What is the most cringe worthy thing you’ve ever seen someone say or do in public? from AskReddit

The best way to shift from shame to embarrassment is to think about how you’d respond to a friend in the same position. Most of the time, you’d likely tell them to let it go. “A lot of times, those of us who are prone to shame are far kinder and more understanding to the ones we love than toward ourselves,” Bognar notes. 
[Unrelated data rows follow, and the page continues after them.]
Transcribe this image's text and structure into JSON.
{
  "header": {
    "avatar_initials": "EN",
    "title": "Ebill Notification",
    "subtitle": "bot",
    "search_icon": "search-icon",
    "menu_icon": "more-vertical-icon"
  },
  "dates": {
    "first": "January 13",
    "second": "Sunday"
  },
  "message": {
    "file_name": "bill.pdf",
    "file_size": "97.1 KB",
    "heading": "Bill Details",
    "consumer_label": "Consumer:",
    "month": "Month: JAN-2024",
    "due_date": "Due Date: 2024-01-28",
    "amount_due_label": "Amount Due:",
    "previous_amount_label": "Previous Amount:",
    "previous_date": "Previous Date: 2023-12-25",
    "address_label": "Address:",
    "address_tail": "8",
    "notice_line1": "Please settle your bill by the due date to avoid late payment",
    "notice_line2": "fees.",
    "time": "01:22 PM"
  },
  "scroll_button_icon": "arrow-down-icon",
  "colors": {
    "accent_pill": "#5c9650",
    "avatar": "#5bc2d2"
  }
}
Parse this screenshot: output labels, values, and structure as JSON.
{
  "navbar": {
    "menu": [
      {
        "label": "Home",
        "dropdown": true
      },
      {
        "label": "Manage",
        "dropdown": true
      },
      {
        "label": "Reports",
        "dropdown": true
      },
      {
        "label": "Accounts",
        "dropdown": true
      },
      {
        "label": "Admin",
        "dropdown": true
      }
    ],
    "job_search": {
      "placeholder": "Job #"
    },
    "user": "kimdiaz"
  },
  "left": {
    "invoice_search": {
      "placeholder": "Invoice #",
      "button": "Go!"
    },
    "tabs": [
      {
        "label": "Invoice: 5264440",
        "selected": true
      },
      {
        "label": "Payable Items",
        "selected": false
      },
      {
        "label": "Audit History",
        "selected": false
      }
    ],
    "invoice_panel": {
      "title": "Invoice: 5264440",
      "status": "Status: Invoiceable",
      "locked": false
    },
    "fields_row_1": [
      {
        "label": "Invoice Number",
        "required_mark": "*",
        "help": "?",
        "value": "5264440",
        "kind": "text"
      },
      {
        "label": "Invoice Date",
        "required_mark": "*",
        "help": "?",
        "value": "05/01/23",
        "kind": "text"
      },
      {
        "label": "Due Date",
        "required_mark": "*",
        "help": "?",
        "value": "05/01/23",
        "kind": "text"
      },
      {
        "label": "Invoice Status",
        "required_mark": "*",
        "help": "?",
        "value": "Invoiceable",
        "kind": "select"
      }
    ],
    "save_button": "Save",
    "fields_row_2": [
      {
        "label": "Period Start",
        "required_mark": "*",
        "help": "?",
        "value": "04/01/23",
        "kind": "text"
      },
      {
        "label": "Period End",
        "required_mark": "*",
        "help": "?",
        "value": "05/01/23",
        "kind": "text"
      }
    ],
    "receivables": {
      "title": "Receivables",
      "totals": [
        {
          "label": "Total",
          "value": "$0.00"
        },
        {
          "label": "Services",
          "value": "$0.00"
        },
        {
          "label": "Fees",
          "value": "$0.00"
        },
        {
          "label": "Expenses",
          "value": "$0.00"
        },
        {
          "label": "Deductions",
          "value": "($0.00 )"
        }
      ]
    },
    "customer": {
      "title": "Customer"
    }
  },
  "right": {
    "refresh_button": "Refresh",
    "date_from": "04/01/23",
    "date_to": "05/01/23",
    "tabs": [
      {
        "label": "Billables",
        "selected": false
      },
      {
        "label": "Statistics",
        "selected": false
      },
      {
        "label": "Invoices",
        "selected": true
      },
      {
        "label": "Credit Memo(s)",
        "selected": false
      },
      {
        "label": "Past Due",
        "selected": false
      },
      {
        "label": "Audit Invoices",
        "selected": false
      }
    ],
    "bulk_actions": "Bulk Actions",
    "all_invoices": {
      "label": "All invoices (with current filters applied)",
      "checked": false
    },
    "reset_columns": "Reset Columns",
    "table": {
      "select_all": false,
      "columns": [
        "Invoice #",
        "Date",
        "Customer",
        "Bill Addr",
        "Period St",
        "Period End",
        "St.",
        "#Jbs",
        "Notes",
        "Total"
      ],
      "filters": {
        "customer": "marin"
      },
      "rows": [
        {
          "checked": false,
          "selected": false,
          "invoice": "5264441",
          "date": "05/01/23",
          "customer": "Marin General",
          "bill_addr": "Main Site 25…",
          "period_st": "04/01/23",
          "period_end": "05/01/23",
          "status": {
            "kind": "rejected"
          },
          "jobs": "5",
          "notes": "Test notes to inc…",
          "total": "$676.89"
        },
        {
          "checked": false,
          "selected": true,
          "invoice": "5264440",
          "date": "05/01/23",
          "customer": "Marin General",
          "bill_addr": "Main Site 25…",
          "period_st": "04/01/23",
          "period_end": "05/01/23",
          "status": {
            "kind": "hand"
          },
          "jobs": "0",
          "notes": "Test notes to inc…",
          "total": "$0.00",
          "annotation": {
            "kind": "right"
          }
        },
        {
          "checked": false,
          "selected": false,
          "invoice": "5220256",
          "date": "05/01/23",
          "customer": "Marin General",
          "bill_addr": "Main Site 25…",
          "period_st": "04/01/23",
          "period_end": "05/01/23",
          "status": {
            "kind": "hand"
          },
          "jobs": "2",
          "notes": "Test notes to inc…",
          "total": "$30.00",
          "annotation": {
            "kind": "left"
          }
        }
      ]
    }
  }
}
It’s safe to say that my friend has achieved the right amount of cringe about the regrettable concert. She’s now a happily married mom who didn’t have to hatch any elaborate schemes to get there, and doesn’t think about this dude unless I’ve had enough wine to bring it up. And of course, if she wasn’t laughing every time she retold the story, I wouldn’t enjoy it enough to even bring it up. 

“When we choose to view feelings such as embarrassment as learning opportunities — looking objectively at what we did that created the sense of embarrassment — we can then learn from the experience and act differently the next time around,” Manly says. “A growth-oriented mindset can shift cringe-worthy moments into self-improvement.”

So go off and cringe at your past self — just make sure you’re being nice to the current version, because it’s all you have to work with. Or as Dave Matthews Band put it in their hit (and insufferable) song Ants Marching:

Take these chances
Place them in a box until a quieter time
Lights down, you up and die

If that doesn’t make you cringe, nothing will.